A moment I’d anticipated since the day I got a thick orange and white acceptance letter in the mail when I registered for my first semester of classes when I checked my degree audit and it read 75 hours: today, I ordered my class ring.
My roommate helped me pick it out. We bundled up against the cold on our hike to the alumni center, where I tried on rings and consulted with her over gold versus silver and whether I should get a diamond on top or request antiquated finishes (whatever that means). I texted my mom to ask what to get engraved on the inner part of the band. On hers, she’d put her first name and maiden name – middle initial sandwiched between – so that’s what I put on mine. In two months, my yellow gold, natural finish, the diamond-less class ring will adorn the ring finger of my right hand.
Ordering my class ring was a genuinely exciting experience. It’s a memory I will cherish with my roommate – one of the first people I befriended in college – and on my walk to and from the alumni center, I thought fondly on my favorite classes and professors and times I’d spent with my friends – the late nights in the PCL, the tower picnics, the inedible J2 chicken – and was thankful for the little moments that comprise my college experience. But I was also left with a rush of deja vu and a touch of grief.
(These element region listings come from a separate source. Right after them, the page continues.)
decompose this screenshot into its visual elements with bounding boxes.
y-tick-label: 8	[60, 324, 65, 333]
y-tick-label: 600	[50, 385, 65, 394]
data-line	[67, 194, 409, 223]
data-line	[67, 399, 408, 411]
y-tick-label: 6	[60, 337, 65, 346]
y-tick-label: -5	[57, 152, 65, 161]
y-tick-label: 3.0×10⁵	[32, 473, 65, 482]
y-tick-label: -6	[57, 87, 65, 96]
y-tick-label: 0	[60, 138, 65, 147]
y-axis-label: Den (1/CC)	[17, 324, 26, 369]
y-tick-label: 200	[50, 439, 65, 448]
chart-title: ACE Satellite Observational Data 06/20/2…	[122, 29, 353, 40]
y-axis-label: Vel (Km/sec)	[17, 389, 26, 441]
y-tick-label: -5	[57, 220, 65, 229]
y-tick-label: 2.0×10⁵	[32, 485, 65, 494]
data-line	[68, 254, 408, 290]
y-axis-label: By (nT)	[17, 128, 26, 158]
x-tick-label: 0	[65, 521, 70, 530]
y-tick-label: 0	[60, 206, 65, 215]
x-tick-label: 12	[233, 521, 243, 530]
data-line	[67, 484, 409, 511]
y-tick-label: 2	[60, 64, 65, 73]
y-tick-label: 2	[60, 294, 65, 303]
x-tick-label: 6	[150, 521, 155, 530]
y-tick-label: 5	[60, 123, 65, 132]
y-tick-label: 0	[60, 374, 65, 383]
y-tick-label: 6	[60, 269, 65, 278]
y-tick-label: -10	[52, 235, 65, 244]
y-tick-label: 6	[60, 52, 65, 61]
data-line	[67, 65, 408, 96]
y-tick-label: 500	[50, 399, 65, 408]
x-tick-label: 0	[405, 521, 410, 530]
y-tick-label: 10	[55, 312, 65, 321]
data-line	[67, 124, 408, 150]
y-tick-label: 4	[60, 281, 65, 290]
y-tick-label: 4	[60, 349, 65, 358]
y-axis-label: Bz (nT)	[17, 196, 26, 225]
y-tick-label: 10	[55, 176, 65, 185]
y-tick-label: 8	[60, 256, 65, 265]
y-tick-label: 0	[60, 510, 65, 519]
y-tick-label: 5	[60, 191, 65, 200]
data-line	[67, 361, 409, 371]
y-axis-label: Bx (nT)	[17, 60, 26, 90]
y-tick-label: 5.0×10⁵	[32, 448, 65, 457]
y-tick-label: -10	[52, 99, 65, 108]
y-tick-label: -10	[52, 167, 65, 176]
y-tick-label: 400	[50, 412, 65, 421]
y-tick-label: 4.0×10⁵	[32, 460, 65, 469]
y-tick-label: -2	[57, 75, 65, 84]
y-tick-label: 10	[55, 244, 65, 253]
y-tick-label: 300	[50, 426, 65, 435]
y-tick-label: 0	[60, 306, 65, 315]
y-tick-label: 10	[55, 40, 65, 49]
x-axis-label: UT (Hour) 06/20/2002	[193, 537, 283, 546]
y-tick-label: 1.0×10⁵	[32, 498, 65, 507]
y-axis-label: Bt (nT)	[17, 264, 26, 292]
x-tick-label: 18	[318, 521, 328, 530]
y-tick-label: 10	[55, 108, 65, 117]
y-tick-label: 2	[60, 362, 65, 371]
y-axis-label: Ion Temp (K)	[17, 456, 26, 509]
I thought about the blue-and-white mask I wore in the alumni center, and how my mom didn’t have to wear one when she was deciding what to have engraved on her college ring. I took it off for the pictures with the oversized cardboard prop ring: I didn’t want it there to remind me. My favorite class memories blended with Zoom ones, when I’d stared at a screen of blank squares and never felt so alone, and walking past my freshman year dorm stirred up unhappy memories of my abrupt move-out, tainting the nostalgia I felt looking up into my old window. Thank you, COVID-19, I thought.
I am nevertheless thrilled to get my ring – I’m already getting a Pinterest board for outfit, hair, and nails inspiration together — because the pandemic’s pervasive presence throughout my college career doesn’t mean my time at UT was a total bust. It’s a different college experience than what I was expecting, to say the least – and while different doesn’t mean bad, I’m still trying to come to terms with this level of abnormality. Perhaps at my ring ceremony, I will look down at my new bling and see the good times and the effort I put into receiving it – every all-nighter, every laugh I shared with my friends – and remember how I still got to experience those things, even with COVID. I think it would be bittersweet to get my ring anyway, even if I had gone to college before the pandemic. What I’m experiencing is just a different brand of bittersweet, and one day I’ll realize that that’s okay.